On behalf of the public, I earnestly beg the authorities to do something about the 'tender culture' and give contracts to the parties who can construct high quality roads.
Rasheda Parveen
Banani, Dhaka
Kitty Parties at Office Place
I work at a private advertising agency and I have to work with both male and female colleagues. Being a progressive-minded man, I have no problem working with my female colleagues but there are some traits they practise which utterly bother me. Every other day, some of the female officers bring homemade or ready-made exotic food and throw some kind of unofficial kitty party in the office. I have no problem with it as long as it does not affect my work but most of the time these parties prolong even after the lunch break and the noise most of the participants create, disturbs many others and that includes most of my other female colleagues as well who are more professional in undertaking their duties. If any of the readers who can identify herself to those 'party animals', please think about other colleagues of yours who are trying to concentrate on their work and not much of a fun lover like you are.
Ashraful Shahidee
Gulshan, Dhaka
Foreign Treatment
A few weeks ago, I went to Malaysia for vacation. Everything was going beautifully until I tried to interact with some Malaysian people at a club. Most of them barely wanted to talk to me; and one of the guys I was talking to, even told me that the Bangladeshi labours basically introduced corruption to the Malaysian police. They also thought, I was an illiterate, corrupt labour who could afford to spend at a nightclub due to dishonest means of income. When told them I came here for a vacation, they were surprised. They were taken aback when they came to know that I actually worked in an internationally reputed company and they treated me better after that.
In a separate incident at the Singapore airport, I was treated like a criminal. They took my fingerprints because my passport was not machine-readable; they checked my entire luggage while the others who were not from Bangladesh were treated completely differently. I was taken to a room and interrogated as if I had committed a crime. These were scraps of many humiliating events I faced while my stays abroad.

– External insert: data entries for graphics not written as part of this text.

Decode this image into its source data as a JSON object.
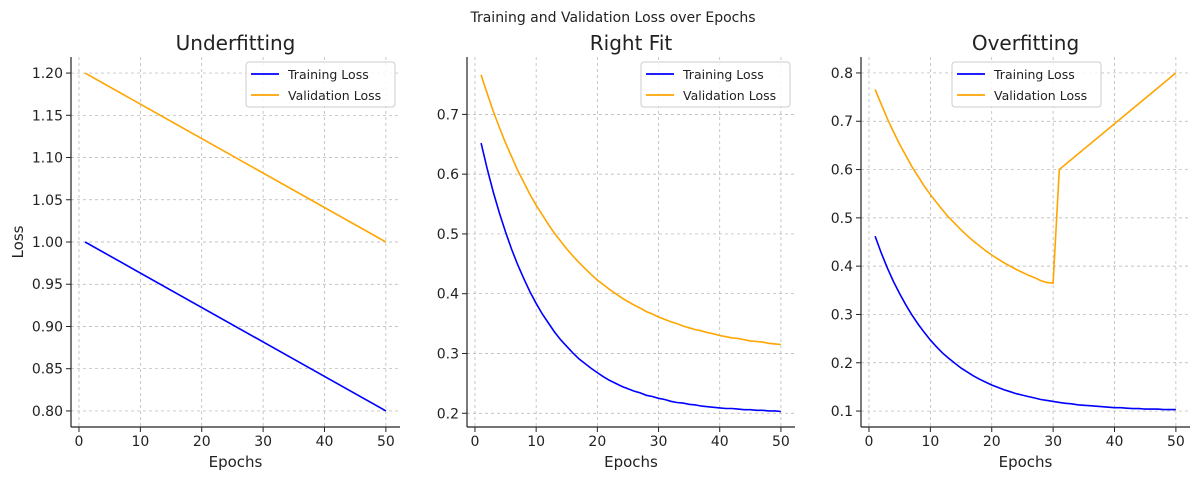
{
  "suptitle": "Training and Validation Loss over Epochs",
  "colors": {
    "training": "#0000ff",
    "validation": "#ffa500",
    "grid": "#b0b0b0"
  },
  "chart_data": [
    {
      "type": "line",
      "title": "Underfitting",
      "xlabel": "Epochs",
      "ylabel": "Loss",
      "xlim": [
        -1.3,
        52.3
      ],
      "ylim": [
        0.781,
        1.219
      ],
      "xticks": [
        0,
        10,
        20,
        30,
        40,
        50
      ],
      "yticks": [
        0.8,
        0.85,
        0.9,
        0.95,
        1.0,
        1.05,
        1.1,
        1.15,
        1.2
      ],
      "ytick_labels": [
        "0.80",
        "0.85",
        "0.90",
        "0.95",
        "1.00",
        "1.05",
        "1.10",
        "1.15",
        "1.20"
      ],
      "grid": true,
      "legend": "top-right",
      "series": [
        {
          "name": "Training Loss",
          "color": "#0000ff",
          "x": [
            1,
            50
          ],
          "y": [
            1.0,
            0.8
          ]
        },
        {
          "name": "Validation Loss",
          "color": "#ffa500",
          "x": [
            1,
            50
          ],
          "y": [
            1.2,
            1.0
          ]
        }
      ]
    },
    {
      "type": "line",
      "title": "Right Fit",
      "xlabel": "Epochs",
      "ylabel": "",
      "xlim": [
        -1.3,
        52.3
      ],
      "ylim": [
        0.177,
        0.796
      ],
      "xticks": [
        0,
        10,
        20,
        30,
        40,
        50
      ],
      "yticks": [
        0.2,
        0.3,
        0.4,
        0.5,
        0.6,
        0.7
      ],
      "ytick_labels": [
        "0.2",
        "0.3",
        "0.4",
        "0.5",
        "0.6",
        "0.7"
      ],
      "grid": true,
      "legend": "top-right",
      "series": [
        {
          "name": "Training Loss",
          "color": "#0000ff",
          "x": [
            1,
            2,
            3,
            4,
            5,
            6,
            7,
            8,
            9,
            10,
            11,
            12,
            13,
            14,
            15,
            16,
            17,
            18,
            19,
            20,
            21,
            22,
            23,
            24,
            25,
            26,
            27,
            28,
            29,
            30,
            31,
            32,
            33,
            34,
            35,
            36,
            37,
            38,
            39,
            40,
            41,
            42,
            43,
            44,
            45,
            46,
            47,
            48,
            49,
            50
          ],
          "y": [
            0.652,
            0.609,
            0.57,
            0.535,
            0.503,
            0.474,
            0.448,
            0.425,
            0.403,
            0.384,
            0.366,
            0.351,
            0.336,
            0.323,
            0.312,
            0.301,
            0.291,
            0.283,
            0.275,
            0.268,
            0.261,
            0.255,
            0.25,
            0.245,
            0.241,
            0.237,
            0.234,
            0.23,
            0.228,
            0.225,
            0.223,
            0.22,
            0.218,
            0.217,
            0.215,
            0.214,
            0.212,
            0.211,
            0.21,
            0.209,
            0.208,
            0.208,
            0.207,
            0.206,
            0.206,
            0.205,
            0.205,
            0.204,
            0.204,
            0.203
          ]
        },
        {
          "name": "Validation Loss",
          "color": "#ffa500",
          "x": [
            1,
            2,
            3,
            4,
            5,
            6,
            7,
            8,
            9,
            10,
            11,
            12,
            13,
            14,
            15,
            16,
            17,
            18,
            19,
            20,
            21,
            22,
            23,
            24,
            25,
            26,
            27,
            28,
            29,
            30,
            31,
            32,
            33,
            34,
            35,
            36,
            37,
            38,
            39,
            40,
            41,
            42,
            43,
            44,
            45,
            46,
            47,
            48,
            49,
            50
          ],
          "y": [
            0.766,
            0.735,
            0.705,
            0.678,
            0.652,
            0.629,
            0.606,
            0.586,
            0.566,
            0.548,
            0.532,
            0.516,
            0.501,
            0.488,
            0.475,
            0.463,
            0.452,
            0.442,
            0.432,
            0.423,
            0.415,
            0.407,
            0.4,
            0.393,
            0.387,
            0.381,
            0.376,
            0.37,
            0.366,
            0.361,
            0.357,
            0.353,
            0.35,
            0.346,
            0.343,
            0.34,
            0.338,
            0.335,
            0.333,
            0.33,
            0.328,
            0.326,
            0.325,
            0.323,
            0.321,
            0.32,
            0.319,
            0.317,
            0.316,
            0.315
          ]
        }
      ]
    },
    {
      "type": "line",
      "title": "Overfitting",
      "xlabel": "Epochs",
      "ylabel": "",
      "xlim": [
        -1.3,
        52.3
      ],
      "ylim": [
        0.067,
        0.833
      ],
      "xticks": [
        0,
        10,
        20,
        30,
        40,
        50
      ],
      "yticks": [
        0.1,
        0.2,
        0.3,
        0.4,
        0.5,
        0.6,
        0.7,
        0.8
      ],
      "ytick_labels": [
        "0.1",
        "0.2",
        "0.3",
        "0.4",
        "0.5",
        "0.6",
        "0.7",
        "0.8"
      ],
      "grid": true,
      "legend": "top-center",
      "series": [
        {
          "name": "Training Loss",
          "color": "#0000ff",
          "x": [
            1,
            2,
            3,
            4,
            5,
            6,
            7,
            8,
            9,
            10,
            11,
            12,
            13,
            14,
            15,
            16,
            17,
            18,
            19,
            20,
            21,
            22,
            23,
            24,
            25,
            26,
            27,
            28,
            29,
            30,
            31,
            32,
            33,
            34,
            35,
            36,
            37,
            38,
            39,
            40,
            41,
            42,
            43,
            44,
            45,
            46,
            47,
            48,
            49,
            50
          ],
          "y": [
            0.462,
            0.427,
            0.396,
            0.368,
            0.343,
            0.32,
            0.299,
            0.28,
            0.263,
            0.247,
            0.233,
            0.22,
            0.209,
            0.199,
            0.189,
            0.181,
            0.173,
            0.166,
            0.16,
            0.154,
            0.149,
            0.144,
            0.14,
            0.136,
            0.133,
            0.13,
            0.127,
            0.124,
            0.122,
            0.12,
            0.118,
            0.116,
            0.115,
            0.113,
            0.112,
            0.111,
            0.11,
            0.109,
            0.108,
            0.107,
            0.107,
            0.106,
            0.105,
            0.105,
            0.104,
            0.104,
            0.104,
            0.103,
            0.103,
            0.103
          ]
        },
        {
          "name": "Validation Loss",
          "color": "#ffa500",
          "x": [
            1,
            2,
            3,
            4,
            5,
            6,
            7,
            8,
            9,
            10,
            11,
            12,
            13,
            14,
            15,
            16,
            17,
            18,
            19,
            20,
            21,
            22,
            23,
            24,
            25,
            26,
            27,
            28,
            29,
            30,
            31,
            50
          ],
          "y": [
            0.766,
            0.735,
            0.705,
            0.678,
            0.652,
            0.629,
            0.606,
            0.586,
            0.566,
            0.548,
            0.532,
            0.516,
            0.501,
            0.488,
            0.475,
            0.463,
            0.452,
            0.442,
            0.432,
            0.423,
            0.415,
            0.407,
            0.4,
            0.393,
            0.387,
            0.381,
            0.376,
            0.37,
            0.366,
            0.365,
            0.6,
            0.8
          ]
        }
      ]
    }
  ]
}
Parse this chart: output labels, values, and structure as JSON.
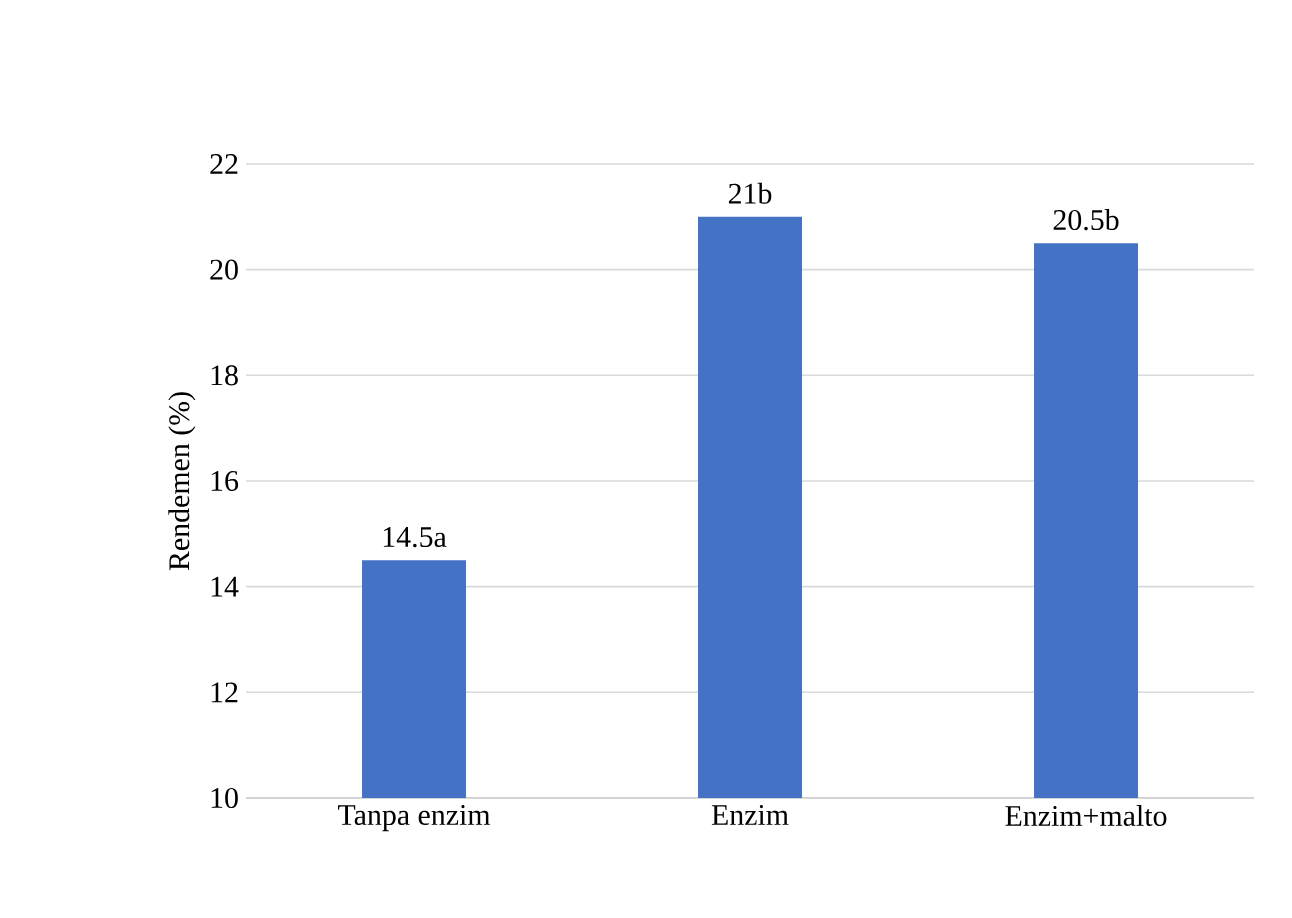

I don't know whether it's their fault or ours that Bangladeshis are treated like this abroad; but one thing is for sure that Bangladeshis are stereotyped as corrupt and uneducated. The obvious reason is that most of the people in Malaysia, Singapore and the Middle East are familiar with only the labour class of Bangladesh and the behaviour they see in that particular segment of our populace. The government should take steps to train the migrant labourers so that they can live with dignity on foreign lands and negate the negative stereotype of Bengalis in these particular countries.